White Noise Sound, The Wild Eyes @ Telfords Warehouse, Chester
(review n pic by adam walton – orig posted on BBC blogsite )
If you listen to ‘new’ music, there are odd, discombobulating moments when it sounds exactly like you’ve tumbled through a wormhole back to 1968. Psychedelia is everywhere, so perhaps that should have been ‘wyrmhole’.
The Wytches, Temples, Hookworms, Toy, Tame Impala, Wooden Shjips…
This isn’t, in itself, an entirely new phenomenon. We’ve vibrated along with a resurrected psychotropic drone before: Dukes of the Stratosphear, Spacemen 3, Loop, My Bloody Valentine and their lysergic brood. Some of Wales’ greatest bands have more than an echo of Love, Soft Machine, Pink Floyd or 13th Floor Elevators about them… Gorky’s Zygotic Mynci, Super Furry Animals, Cate Le Bon.
But this is more present, more now.
It’s filtering through to the mainstream, too. I’ve seen tie dye t-shirts on the high street. Toy and Temples have been heard on daytime 6Music and before 10pm on Radio 1.
It’s far out, man. And woman.
Hippy speak definitely needs to get with the modern agenda.
Soar Angelic is a new ‘psych fest’ at Telford’s Warehouse in Chester, inspired by all this modern retro-activity, and similarly mind-warping events painted across the rest of the country in a paisley swirl.
Tonight, two Welsh exponents of different hues of the psychedelic spectrum are playing.
“We’re not really a psych band, or a garage band. We’re into loads of music: Bo Diddley, Kraftwerk, The Sonics…” says Huw, singer with Liverpool’s The Wild Eyes, but originally from Wrexham.
He doesn’t look very ‘psychedelic’. Pretty normal haircut. Nothing obnoxious about the colouring of his shirt.
However, he’s a different presence, entirely, on stage. Wired to the spirit of his band’s sound, Huw is more Ian Curtis than Arthur Lee. When some bands mine from the past they forget to put enough of themselves into the equation, but not The Wild Eyes. You get the sense that they’d sound like this regardless of which era they happened to be making their noise in.
It’s very telling that the ‘Wild’ in ‘Wild Eyes’ isn’t spelt with a stylistic ‘y’. This isn’t about style, or revival, it’s entirely about soul. They’re a rhythm and blues, early Pink Floyd, Syd Barrett if he’d been on Chess, not Harvest.
They’re great. Despite the swarm of bees that appear to be living in the bass amp.
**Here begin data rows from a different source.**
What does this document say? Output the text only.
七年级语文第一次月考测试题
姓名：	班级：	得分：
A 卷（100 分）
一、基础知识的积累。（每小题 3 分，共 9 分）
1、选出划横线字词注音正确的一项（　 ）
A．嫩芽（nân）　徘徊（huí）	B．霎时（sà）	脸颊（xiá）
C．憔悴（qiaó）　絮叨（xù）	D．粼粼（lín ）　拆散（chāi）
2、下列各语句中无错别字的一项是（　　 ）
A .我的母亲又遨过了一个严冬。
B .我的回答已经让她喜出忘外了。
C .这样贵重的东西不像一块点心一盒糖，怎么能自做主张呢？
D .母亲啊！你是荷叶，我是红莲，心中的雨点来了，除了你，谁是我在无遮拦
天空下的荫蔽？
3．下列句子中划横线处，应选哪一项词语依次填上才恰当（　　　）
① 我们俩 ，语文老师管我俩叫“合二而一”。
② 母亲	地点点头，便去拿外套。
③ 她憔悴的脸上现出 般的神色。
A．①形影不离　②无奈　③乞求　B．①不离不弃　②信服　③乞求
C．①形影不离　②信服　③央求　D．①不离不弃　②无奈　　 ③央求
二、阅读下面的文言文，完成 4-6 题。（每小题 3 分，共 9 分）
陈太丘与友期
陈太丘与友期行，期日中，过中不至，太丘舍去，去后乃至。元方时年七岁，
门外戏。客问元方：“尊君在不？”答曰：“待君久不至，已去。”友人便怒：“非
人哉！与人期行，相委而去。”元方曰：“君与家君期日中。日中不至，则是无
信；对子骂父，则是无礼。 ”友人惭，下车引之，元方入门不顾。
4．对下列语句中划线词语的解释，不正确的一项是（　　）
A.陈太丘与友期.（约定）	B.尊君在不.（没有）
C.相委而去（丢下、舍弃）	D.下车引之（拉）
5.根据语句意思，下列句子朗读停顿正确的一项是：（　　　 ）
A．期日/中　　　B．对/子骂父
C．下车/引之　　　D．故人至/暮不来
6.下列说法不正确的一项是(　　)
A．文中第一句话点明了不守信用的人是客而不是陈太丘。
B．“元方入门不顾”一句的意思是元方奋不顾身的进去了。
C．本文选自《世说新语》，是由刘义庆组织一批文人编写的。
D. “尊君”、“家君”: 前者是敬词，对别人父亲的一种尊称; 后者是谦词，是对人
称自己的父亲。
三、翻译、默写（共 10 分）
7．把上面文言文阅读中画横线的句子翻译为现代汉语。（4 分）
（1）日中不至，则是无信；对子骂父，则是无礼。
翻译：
White Noise Sound are intense young men from Swansea. They’ve been making wonderful, drone-laden music – somewhat in thrall to Spacemen 3 but with enough of their own dynamic for it to move people in its own right – for some years now.
Their excellent, eponymous debut album was released on Alive! Records, a U.S. label that was the original home for the world-conquering Black Keys. A couple of years ago, that was the only feasible outlet for a modern psychedelic band. At that time, British ‘indie’ music was all about flourishes of Soweto guitar, or 80s keyboards. White Noise Sound went where they would be more appreciated and made a great record.
They’ve been working hard on the follow-up to that album for the last couple of years. There are rumours that Pete Kember (Spacemen 3’s Sonic Boom) is involved. Cian from Super Furry Animals has mixed the new album. It’s a very exciting prospect.
However, watching them tonight, I get the sense that they’re ring rusty. This might be the first time some of these new songs have been played live. They stutter into life with uncertainty. The main vocalist has sheets of paper with the lyrics scrawled on them, on stage.
It’s all a little awkward and unsatisfactory. But it also sounds truly magnificent when the songs do manage to build momentum.
They should probably have never done this gig. It came too early for them. But even without enough rehearsal time, they sound luminous and intense on enough occasions for it to very much whet my appetite for their new album.
I look over into the audience and there’s a man in a tie dye t-shirt. It’s the guy who, back in the day, introduced me to the music of Love, The Turtles, The Zombies, Dukes of the Stratosphear, King Crimson, Pink Floyd, Bonzo Dog Doo Dah Band, The Byrds in the front room of a terraced house in Mold.
He has a big smile on his face. That’ll do for me.
All in all, then, a thoroughly enjoyable celebration of the in sound from way out. Again. But more, much more, than the sound of imaginations withering on a revival psycle.